Professor Ruse-Kahn presented the first half of the topic which included an overview of the TRIPs Covid Waiver and what it could allow when interacting with other IP rights commitments. Dr Paddeu then talked through the general international law defences applicable if internal defences fail.
There is an ongoing debate about access to medicines and the extent to which IP is a barrier for this access, especially in poorer countries. If we assume there is an agreed waiver of TRIPS agreement in the case of covid vaccines, this raises the question of how the waiver relates to other existing commitments. FTAs, for example, pose little problem as more recent agreements already defer to TRIPS flexibilities and it is unlikely for countries to sue based on this. As Dr Ruse-Kahn explained, what is more problematic is investment protection in relation to IP. Most international investment agreements (IIAs) include international property rights (IPRs) within their definition of investment however, merely holding an IPR might not be sufficient. In ISDS proceedings, IP-owning investors could claim a breach of fair and equitable treatment (FET) regarding implementing the waiver. In general, many IP-specific clauses suggest that TRIPS can override certain commitments.
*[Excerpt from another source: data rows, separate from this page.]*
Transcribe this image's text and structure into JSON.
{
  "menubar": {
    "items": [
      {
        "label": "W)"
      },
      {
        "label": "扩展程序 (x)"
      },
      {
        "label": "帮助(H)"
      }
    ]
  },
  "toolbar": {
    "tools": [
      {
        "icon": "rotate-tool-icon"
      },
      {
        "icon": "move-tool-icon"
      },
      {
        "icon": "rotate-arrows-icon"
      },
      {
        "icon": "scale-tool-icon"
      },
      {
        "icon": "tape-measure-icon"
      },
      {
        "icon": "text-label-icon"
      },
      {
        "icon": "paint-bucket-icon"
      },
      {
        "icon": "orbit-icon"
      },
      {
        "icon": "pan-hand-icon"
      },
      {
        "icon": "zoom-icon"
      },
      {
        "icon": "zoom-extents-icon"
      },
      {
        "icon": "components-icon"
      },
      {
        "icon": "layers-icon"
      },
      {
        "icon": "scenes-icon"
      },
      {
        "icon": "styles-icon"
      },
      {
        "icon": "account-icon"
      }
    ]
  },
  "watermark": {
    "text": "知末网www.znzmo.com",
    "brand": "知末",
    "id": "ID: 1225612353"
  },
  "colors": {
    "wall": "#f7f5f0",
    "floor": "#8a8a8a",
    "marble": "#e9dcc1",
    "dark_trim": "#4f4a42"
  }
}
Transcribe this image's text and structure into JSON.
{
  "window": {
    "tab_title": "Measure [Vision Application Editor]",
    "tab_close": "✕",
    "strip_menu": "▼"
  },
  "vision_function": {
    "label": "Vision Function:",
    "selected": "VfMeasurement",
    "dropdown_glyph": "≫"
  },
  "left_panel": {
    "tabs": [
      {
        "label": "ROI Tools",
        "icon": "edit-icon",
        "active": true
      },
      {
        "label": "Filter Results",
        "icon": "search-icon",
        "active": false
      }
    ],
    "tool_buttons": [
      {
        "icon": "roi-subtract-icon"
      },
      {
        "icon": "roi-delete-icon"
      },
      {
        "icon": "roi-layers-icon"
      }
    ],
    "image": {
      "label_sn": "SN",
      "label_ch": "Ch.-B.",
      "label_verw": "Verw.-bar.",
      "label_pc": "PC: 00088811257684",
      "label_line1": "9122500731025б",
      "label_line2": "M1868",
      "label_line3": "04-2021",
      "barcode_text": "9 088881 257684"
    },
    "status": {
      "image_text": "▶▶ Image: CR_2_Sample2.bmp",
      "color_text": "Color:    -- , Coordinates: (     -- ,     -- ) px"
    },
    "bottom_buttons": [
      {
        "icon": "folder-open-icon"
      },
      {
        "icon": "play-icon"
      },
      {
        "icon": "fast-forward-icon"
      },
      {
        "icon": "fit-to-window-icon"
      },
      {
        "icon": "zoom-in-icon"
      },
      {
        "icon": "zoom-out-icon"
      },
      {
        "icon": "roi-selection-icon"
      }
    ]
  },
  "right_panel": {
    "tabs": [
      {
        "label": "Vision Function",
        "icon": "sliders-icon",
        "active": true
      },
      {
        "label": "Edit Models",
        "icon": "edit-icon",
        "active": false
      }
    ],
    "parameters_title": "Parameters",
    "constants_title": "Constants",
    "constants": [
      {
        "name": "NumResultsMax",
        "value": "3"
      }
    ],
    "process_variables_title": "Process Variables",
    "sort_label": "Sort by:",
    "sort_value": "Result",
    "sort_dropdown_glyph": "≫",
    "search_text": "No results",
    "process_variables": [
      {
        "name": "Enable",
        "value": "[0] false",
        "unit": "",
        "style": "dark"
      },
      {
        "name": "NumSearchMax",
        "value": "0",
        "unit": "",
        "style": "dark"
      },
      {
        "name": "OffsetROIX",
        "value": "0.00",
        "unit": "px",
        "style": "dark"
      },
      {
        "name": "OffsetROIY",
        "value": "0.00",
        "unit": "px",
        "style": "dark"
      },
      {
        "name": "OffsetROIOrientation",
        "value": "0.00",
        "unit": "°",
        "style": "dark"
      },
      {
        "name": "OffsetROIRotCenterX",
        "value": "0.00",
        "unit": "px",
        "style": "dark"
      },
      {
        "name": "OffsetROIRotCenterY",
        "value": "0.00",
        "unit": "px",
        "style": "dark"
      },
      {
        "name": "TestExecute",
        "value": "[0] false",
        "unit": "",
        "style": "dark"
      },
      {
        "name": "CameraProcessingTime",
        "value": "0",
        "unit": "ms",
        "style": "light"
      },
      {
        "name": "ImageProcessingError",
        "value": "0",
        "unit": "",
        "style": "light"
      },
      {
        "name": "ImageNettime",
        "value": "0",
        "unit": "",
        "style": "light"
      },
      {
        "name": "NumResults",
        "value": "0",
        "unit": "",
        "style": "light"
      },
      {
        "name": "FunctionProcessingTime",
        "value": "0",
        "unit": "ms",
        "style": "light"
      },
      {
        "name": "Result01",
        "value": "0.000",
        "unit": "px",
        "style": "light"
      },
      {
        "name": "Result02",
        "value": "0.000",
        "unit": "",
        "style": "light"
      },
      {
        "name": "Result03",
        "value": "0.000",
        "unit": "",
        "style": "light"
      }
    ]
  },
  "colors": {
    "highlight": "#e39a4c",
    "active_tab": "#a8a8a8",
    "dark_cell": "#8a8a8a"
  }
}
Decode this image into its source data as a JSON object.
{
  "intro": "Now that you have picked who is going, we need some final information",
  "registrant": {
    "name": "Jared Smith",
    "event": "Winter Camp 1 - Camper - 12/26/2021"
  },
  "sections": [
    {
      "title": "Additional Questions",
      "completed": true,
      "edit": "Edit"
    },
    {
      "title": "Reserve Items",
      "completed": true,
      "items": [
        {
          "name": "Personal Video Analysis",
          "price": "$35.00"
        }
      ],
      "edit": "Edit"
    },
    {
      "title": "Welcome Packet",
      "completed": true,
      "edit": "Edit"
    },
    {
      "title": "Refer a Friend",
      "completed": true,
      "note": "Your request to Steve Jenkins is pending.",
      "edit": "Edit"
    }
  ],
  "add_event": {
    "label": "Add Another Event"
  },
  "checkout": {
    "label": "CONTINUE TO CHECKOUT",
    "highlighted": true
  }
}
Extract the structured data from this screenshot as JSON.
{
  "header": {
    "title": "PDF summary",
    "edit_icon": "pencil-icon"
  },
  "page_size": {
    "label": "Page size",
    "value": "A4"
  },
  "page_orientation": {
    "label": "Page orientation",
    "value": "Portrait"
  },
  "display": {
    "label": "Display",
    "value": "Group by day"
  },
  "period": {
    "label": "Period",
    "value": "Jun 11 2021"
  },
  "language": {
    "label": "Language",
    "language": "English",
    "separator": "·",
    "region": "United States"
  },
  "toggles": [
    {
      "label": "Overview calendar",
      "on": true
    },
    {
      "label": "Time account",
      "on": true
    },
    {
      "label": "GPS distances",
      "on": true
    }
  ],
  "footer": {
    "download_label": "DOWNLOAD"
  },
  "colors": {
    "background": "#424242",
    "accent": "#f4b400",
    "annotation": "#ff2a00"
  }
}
Many of these scenarios are dependent on whether the waiver is a narrow or broad one. The recent compromise text (essentially a ‘multilateralised’ Article 31bis mechanism) would be narrower and therefore less likely to be in conflict with overlapping commitments.
If the internal defences fail, the attention turns to general defences in international law, presented by Dr Paddeu. There are two relevant defences, necessity, and consent, which are codified in articles on state responsibility. The necessity defence means that if the waiver is incompatible, the state must show that its conduct is the only way to protect its interest. However, there must also be non-contribution i.e., the state must show it has not done anything to affect the risk too greatly. This element has very strict standards and it is still unclear what the states must argue and prove.
Additionally, the ‘only way’ criterion means that conduct must be shown to be the only way to protect the relevant interest. This is often where the defence fails in situations where no single measure can be taken. The case law is also inconsistent on whether a package of measures would count. Regarding the waiver, it would be difficult to argue using the ‘only way’ defence, although not impossible as vaccines are key to protecting citizens. The defence of consent means that a state agrees to non-performance of on one of its rights so that another state is no longer obligated. There are no restrictions on formality so consent could be found implicitly in language and voting patterns. The consent defence is simpler than necessity but is difficult to establish clearly.
In the discussion following the presentation, several interesting points were added. The waiver debate has also served as a threat for pharmaceutical companies to do more. However, this still leaves the key problem that richer countries have the advantage. Vaccine producers also only reveal some of the information as much of the production process is held as trade secrets. Whether this mechanism becomes more permanent following the covid discussions depends on the willingness of the US and EU. Further discussion could then be had on whether the general defences would still be applicable.